Abrego Garcia returns to Maryland after release from jail, awaits smuggling trial
Kilmar Abrego García, the Maryland man illegally deported to his native El Salvador, has been released while awaiting trial on human smuggling charges, his attorney said Friday, a blow to the Trump administration, which had promised that he would “never go free” in the United States again.
Federal officials obeyed a pair of court orders to release Abrego from jail in Tennessee, where he is accused of smuggling migrants based on a 2022 traffic stop in that state, and allow him to return to Maryland with orders to wear a GPS tracking device. He has pleaded not guilty in the criminal case.
“Today, Kilmar Abrego García is free,” Sean Hecker, his criminal defense lawyer, said in a statement. “He is presently en route to his family in Maryland, after being unlawfully arrested and deported, and then imprisoned, all because of the government’s vindictive attack on a man who had the courage to fight back against the Administration’s continuing assault on the rule of law.”
Abrego’s release marks a major victory for the undocumented immigrant who has lived in Maryland for more than a decade with his wife and three children, all U.S. citizens. It is unclear how long his time in the United States will last, however. Another court has said immigration officers may seek to deport him to another country, with as little as three days’ notice.
At a June hearing, U.S. Magistrate Judge Barbara D. Holmes imposed several conditions on Abrego’s release, including that he attend anger management classes and live at an address provided to the court. The judge also told him to avoid contact with members of the MS-13 gang, “if you know any.” Abrego’s lawyers and family have denied that he is a gang member.
On Friday, Holmes added that Abrego must check in with federal authorities in Maryland about his criminal case by 10 a.m. Monday. She also ordered the government to ensure Abrego has access to his lawyers if he is detained again for civil immigration proceedings.
The White House and Trump immigration and justice officials did not immediately respond to requests for comment on the release.
The release is the latest development in an odyssey that began more than five months ago when U.S. immigration officers, under pressure to accelerate deportations, sent him and nearly 300 other immigrants to a notorious prison for gang members in El Salvador. Multiple judges found that Abrego’s removal violated a 2019 court order forbidding his deportation to that country because gangs there had threatened to harm him.
The Trump administration has been in a lengthy tug-of-war with the federal courts ever since.

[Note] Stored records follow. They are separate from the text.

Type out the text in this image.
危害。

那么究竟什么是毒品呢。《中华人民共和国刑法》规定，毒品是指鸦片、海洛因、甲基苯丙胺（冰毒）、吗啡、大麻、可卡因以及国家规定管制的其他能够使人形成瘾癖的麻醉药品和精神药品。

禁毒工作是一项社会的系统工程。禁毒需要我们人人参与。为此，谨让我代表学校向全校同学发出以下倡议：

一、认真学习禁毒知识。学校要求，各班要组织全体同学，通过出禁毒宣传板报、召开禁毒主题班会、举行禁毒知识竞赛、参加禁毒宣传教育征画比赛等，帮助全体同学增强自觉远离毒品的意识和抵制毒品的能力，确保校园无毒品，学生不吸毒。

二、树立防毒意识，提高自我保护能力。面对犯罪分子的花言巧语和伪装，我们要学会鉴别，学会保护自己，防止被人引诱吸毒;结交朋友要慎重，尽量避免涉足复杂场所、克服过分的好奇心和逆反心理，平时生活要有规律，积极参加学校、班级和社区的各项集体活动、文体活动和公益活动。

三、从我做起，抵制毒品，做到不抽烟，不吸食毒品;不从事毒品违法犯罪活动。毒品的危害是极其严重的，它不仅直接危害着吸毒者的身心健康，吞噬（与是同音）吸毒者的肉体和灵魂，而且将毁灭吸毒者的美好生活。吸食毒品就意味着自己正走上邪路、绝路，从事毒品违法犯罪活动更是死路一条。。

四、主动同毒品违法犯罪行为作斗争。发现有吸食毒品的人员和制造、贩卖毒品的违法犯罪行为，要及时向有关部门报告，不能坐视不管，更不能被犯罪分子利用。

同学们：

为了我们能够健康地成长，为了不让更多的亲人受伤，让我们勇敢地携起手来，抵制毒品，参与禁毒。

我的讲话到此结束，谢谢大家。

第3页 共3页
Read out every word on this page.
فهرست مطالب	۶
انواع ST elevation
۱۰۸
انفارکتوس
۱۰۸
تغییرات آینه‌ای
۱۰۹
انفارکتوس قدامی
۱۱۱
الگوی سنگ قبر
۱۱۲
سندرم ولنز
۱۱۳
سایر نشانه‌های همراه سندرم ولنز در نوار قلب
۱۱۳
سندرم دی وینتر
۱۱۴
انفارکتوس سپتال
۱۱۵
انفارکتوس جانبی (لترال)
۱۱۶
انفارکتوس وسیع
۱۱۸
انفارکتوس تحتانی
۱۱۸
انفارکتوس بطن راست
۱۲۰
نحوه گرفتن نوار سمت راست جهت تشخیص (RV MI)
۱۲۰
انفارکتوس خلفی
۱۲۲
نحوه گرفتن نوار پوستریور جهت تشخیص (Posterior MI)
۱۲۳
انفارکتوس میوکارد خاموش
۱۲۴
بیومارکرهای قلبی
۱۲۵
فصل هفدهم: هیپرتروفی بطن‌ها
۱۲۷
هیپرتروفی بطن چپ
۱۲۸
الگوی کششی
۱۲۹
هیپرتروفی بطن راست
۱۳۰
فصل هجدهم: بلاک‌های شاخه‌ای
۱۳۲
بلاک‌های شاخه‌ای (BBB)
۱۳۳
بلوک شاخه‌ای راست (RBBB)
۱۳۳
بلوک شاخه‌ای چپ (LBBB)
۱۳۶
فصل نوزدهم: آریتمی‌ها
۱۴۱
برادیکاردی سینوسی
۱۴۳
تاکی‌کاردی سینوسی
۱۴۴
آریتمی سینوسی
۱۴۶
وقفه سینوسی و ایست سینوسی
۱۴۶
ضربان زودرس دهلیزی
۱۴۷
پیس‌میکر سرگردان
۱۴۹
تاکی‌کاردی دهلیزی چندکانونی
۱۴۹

Government lawyers described Abrego’s deportation as an “isolated error” but resisted rulings ordering his return. Even after the Supreme Court directed officials to facilitate his return, Attorney General Pamela Bondi said he was “not coming back to our country.” DHS spokeswoman Tricia McLaughlin said in June that Abrego “will never go free on American soil.”
Democratic lawmakers and supporters cheered his release Friday.
“This is fantastic news and I am thrilled for Kilmar Abrego García!” Rep. Pramila Jayapal (D-Washington) wrote on social media. “The Trump administration must stop their unfounded investigations and let his family remain together.”
Despite those pledges, officials returned Abrego, 30, to the U.S. in June after securing an indictment against him in Tennessee over migrant smuggling. His attorneys have called the case a “vindictive” prosecution and asked a judge to dismiss the charges.
Holmes said that month that Abrego was eligible for release, finding that the government had failed to prove that he was a flight risk or a danger to the community. She noted that the smuggling charges are the first criminal allegations ever filed against Abrego.
But Abrego’s attorneys asked for a stay on his release after immigration officers repeatedly stated they would immediately detain him and try to deport him to another country such as Mexico or South Sudan, a nation on the brink of war. The order delaying his release expired Friday.
While U.S. Immigration and Customs Enforcement could still try to remove him, U.S. District Judge Paula Xinis in Maryland has forbidden the agency from immediately detaining him. She said officers must give him at least 72 hours’ notice that they intend to deport him to a country other than his native El Salvador. That would give him a brief window to contest his removal in court. Xinis was the first federal judge to order the U.S. government to facilitate Abrego’s return to the United States.
A criminal trial on the migrant smuggling charges had been scheduled for January. If ICE follows through on its threats to deport Abrego, those charges would probably be dropped.
Since he is married to a U.S. citizen, Abrego could be a candidate for legal residency, though having that approved is likely to be a challenge under the Trump administration.
Administration officials have repeatedly characterized Abrego as an MS-13 gang member and a prolific human smuggler. His attorneys and family deny those accusations. The government has repeatedly noted that his wife twice filed for court protection from him in Maryland, accusing him of abuse, though in both cases she did not pursue the request past the initial filings.
His wife, Jennifer Vasquez Sura, said in an interview that Abrego was traumatized when immigration officers detained him for months in 2019, after a Prince George’s County police detective alleged Abrego was in the gang. The detective was later fired for misconduct in an unrelated case. No charges were filed against Abrego at the time.
Vasquez said the couple addressed their differences through counseling. In March, immigration officials detained Abrego again in Maryland after he picked up their youngest son, who is autistic and nonverbal, after work. Abrego was also helping Vasquez raise her two other children and working as a sheet-metal apprentice.
His wife has described the trauma of the family’s separation on TikTok, posting videos of their children’s birthday parties without their father and their last family outing, to a trampoline park.
She celebrated the release last month of Venezuelans transported to the Salvadoran prison along with Abrego in March.
But she said that her daughter asked for her father to come home for her birthday party last month and that it broke her heart to tell her he could not. She posted photos of the girl in a party dress and a toy “emotional support bear” named Kilmar.
Abrego’s family sued in Maryland to bring him back to the U.S., and his attorneys argue the Trump administration has put him in danger by making him the face of its mass deportation campaign. The lawyers said in a court filing that he and the other migrants sent to El Salvador’s Terrorism Confinement Center were severely beaten and forced to kneel for nine straight hours upon their arrival.